Education

The Strange Case of Professor Veldhuis

Another adjunct loses his job for no reason—this time in the middle of the semester.

Stefan Veldhuis and his children.
Stefan Veldhuis and his children

Courtesy of Stefan Veldhuis

Stefan Veldhuis, a devoutly Christian single father of two and a popular adjunct professor of political science at Chaffey College (a two-year public institution in Southern California), received an unexpected phone call on Nov. 27. He was dismissed, as of that moment, with less than a month left in the semester. No reason was given for his termination. His institutional email account was cut off immediately; he was not allowed back on the property. He has no way of contacting the students he has been working with for over two months—not to say goodbye, not even to update them on their grades.

The bare-bones version of the story of Veldhuis’ dismissal, as first reported in Inside Higher Ed, goes like this: This spring, Veldhuis filed a complaint about another employee to Chaffey human resources, accusing her of engaging in sexual acts with a former staff member on campus (including in a classroom). (Veldhuis told me his strict moral code led him to file the report, though it’s worth noting he had personal reasons to be upset at the employee as well.) Nothing resulted from his complaint, but several months later, Chaffey investigated whether Veldhuis had had a sexual relationship with a former student named Erin Burson.

Burson, who in emails readily acknowledges a platonic friendship with Veldhuis based on their attendance at the same evangelical church, complained about the investigation to HR, and an appointment was made for her to appear in person at Chaffey to clear both her name and Veldhuis’. The administration canceled their meeting hours before she was supposed to come in on Nov. 27—and the same day, Veldhuis was axed. (The head of HR at Chaffey did not respond to several requests for comment.)

The details of the accusations and counteraccusations are confusing, and it’s not at all clear what the whole story is. Which is kind of the point. What matters is that Veldhuis’ dismissal happened absent any official institutional proceedings brought against him and emphasizes a grim truth about higher education in the United States.

You might think that university professors, with their precious tenure, are difficult to fire—but of course, most professors are untenured, so in reality, it is extraordinarily easy to dismiss the vast majority of U.S. college instructors, without warning, without severance, and without recourse to due process. The saga of Stefan Veldhuis points out how tenuous the livelihood of adjunct professors really is—no matter how good they are, or how much their students love them, it’s often easier to dump adjuncts (even midsemester) than it is to address their issues fairly.

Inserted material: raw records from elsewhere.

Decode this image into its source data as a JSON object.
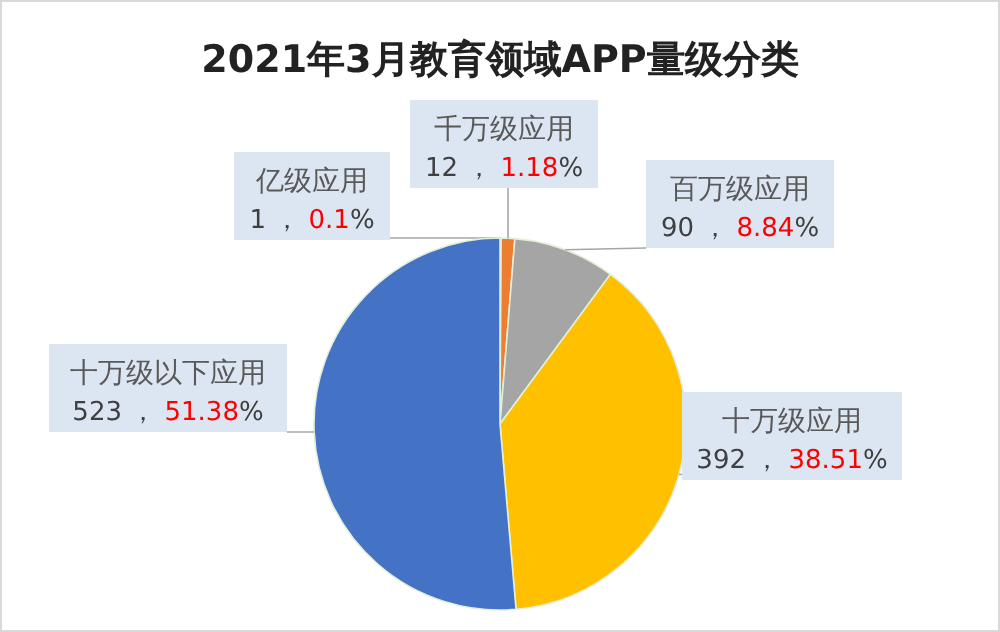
{
  "chart_data": {
    "type": "pie",
    "title": "2021年3月教育领域APP量级分类",
    "categories": [
      "亿级应用",
      "千万级应用",
      "百万级应用",
      "十万级应用",
      "十万级以下应用"
    ],
    "values": [
      1,
      12,
      90,
      392,
      523
    ],
    "colors": [
      "#5b9bd5",
      "#ed7d31",
      "#a5a5a5",
      "#ffc000",
      "#4472c4"
    ],
    "value_labels": [
      "1 ， 0.1%",
      "12 ， 1.18%",
      "90 ， 8.84%",
      "392 ， 38.51%",
      "523 ， 51.38%"
    ]
  }
}
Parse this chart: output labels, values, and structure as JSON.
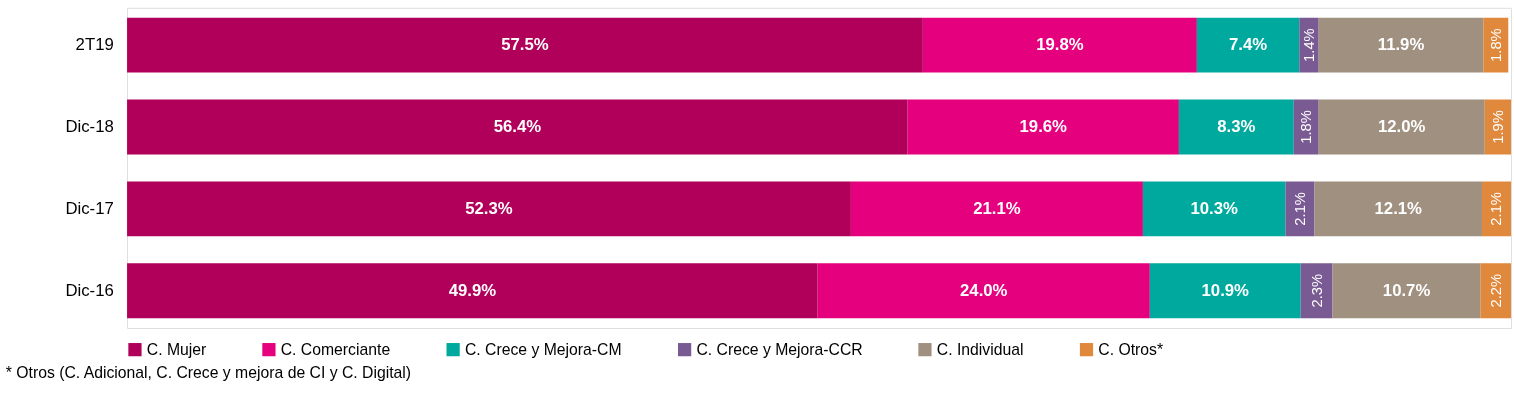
{
  "chart_data": {
    "type": "bar",
    "orientation": "horizontal",
    "stacked": true,
    "categories": [
      "2T19",
      "Dic-18",
      "Dic-17",
      "Dic-16"
    ],
    "xlim": [
      0,
      100
    ],
    "tick_labels": "y",
    "legend": "bottom",
    "grid": false,
    "series": [
      {
        "name": "C. Mujer",
        "color": "#b0005a",
        "values": [
          57.5,
          56.4,
          52.3,
          49.9
        ],
        "value_labels": [
          "57.5%",
          "56.4%",
          "52.3%",
          "49.9%"
        ]
      },
      {
        "name": "C. Comerciante",
        "color": "#e5007d",
        "values": [
          19.8,
          19.6,
          21.1,
          24.0
        ],
        "value_labels": [
          "19.8%",
          "19.6%",
          "21.1%",
          "24.0%"
        ]
      },
      {
        "name": "C. Crece y Mejora-CM",
        "color": "#00a99d",
        "values": [
          7.4,
          8.3,
          10.3,
          10.9
        ],
        "value_labels": [
          "7.4%",
          "8.3%",
          "10.3%",
          "10.9%"
        ]
      },
      {
        "name": "C. Crece y Mejora-CCR",
        "color": "#7a5a93",
        "values": [
          1.4,
          1.8,
          2.1,
          2.3
        ],
        "value_labels": [
          "1.4%",
          "1.8%",
          "2.1%",
          "2.3%"
        ]
      },
      {
        "name": "C. Individual",
        "color": "#a09080",
        "values": [
          11.9,
          12.0,
          12.1,
          10.7
        ],
        "value_labels": [
          "11.9%",
          "12.0%",
          "12.1%",
          "10.7%"
        ]
      },
      {
        "name": "C. Otros*",
        "color": "#e0883c",
        "values": [
          1.8,
          1.9,
          2.1,
          2.2
        ],
        "value_labels": [
          "1.8%",
          "1.9%",
          "2.1%",
          "2.2%"
        ]
      }
    ],
    "annotations": [
      "* Otros (C. Adicional, C. Crece y mejora de CI y C. Digital)"
    ]
  }
}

Now, Veldhuis says, with his primary source of income gone, he’s down to the two remaining courses he teaches at another school (like many adjuncts, he normally juggles five courses per semester at different institutions to cobble together solvency). He is receiving assistance from his church and applying for unemployment benefits; he hopes he and his children won’t be “homeless for Christmas.”

What does Veldhuis’ dismissal have to bear on the rest of our country’s higher education culture? Plenty. Again, no charges of any sort were filed against Veldhuis. He received no reprimand, was invited to no hearing. It’s hard to imagine that it was truly necessary for Chaffey to can him in the middle of the semester. And yet, because he was an adjunct, they could, and they did. That should send a chill down the already-frigid spine of every nontenured faculty member in America—and the people who depend on them for food and shelter.

When Americans think of college professors, they often think of people who can’t be fired even if they deserve it. But this could not be further from the truth. More than 75 percent of college instructors in the United States work off the tenure track, and most of these “contingent” employees are adjuncts on semester-long contracts like Veldhuis. (And like me.) The vast majority of adjuncts are “at-will” workers, with no organization to represent them. Their contracts do not afford them due process, even if they are accused of something absurd.

So what? American employees get fired and escorted out by security all the time. Welcome to the real world, intellectuals. But perhaps we forget that even though today most professors never have a chance of making tenure, tenure was invented with the best possible intentions: to protect the intellectual freedom of academics so that they couldn’t get fired just for disagreeing with the university president, or the actual president, or even committing—or not committing—some sexual indiscretion.

That’s not an idle concern, because these days untenured professors can get canned for any old reason—and they are. They’re fired when their twerpy little Tea Party students post misleadingly edited videos to Breitbart; or when they complain about the administration’s placement of religious symbols on a public university building; or when they hurt the feelings of a cheater; or when they talk frankly about gun violence. Veldhuis’ case is particularly egregious, because he was fired while his classes were still in session. We cannot let this become a trend: Losing a professor midcourse disrupts students’ learning process—and, no small matter with today’s letter-obsessed kiddies, it jeopardizes their grades.

You think tenure’s a relic and want to do away with it? Fine. That’s happening already, faster than you can even know. But terminating professors midsemester with no reason and no due process is abhorrent, and there must be protections in place—yes, from a union or adjunct faculty association, someone who will advocate on behalf of the contingent. Every worker, every human, deserves humane working conditions and a stated reason for abrupt termination. Someone has to fight on behalf of Stefan Veldhuis, and every other adjunct in the line of fire.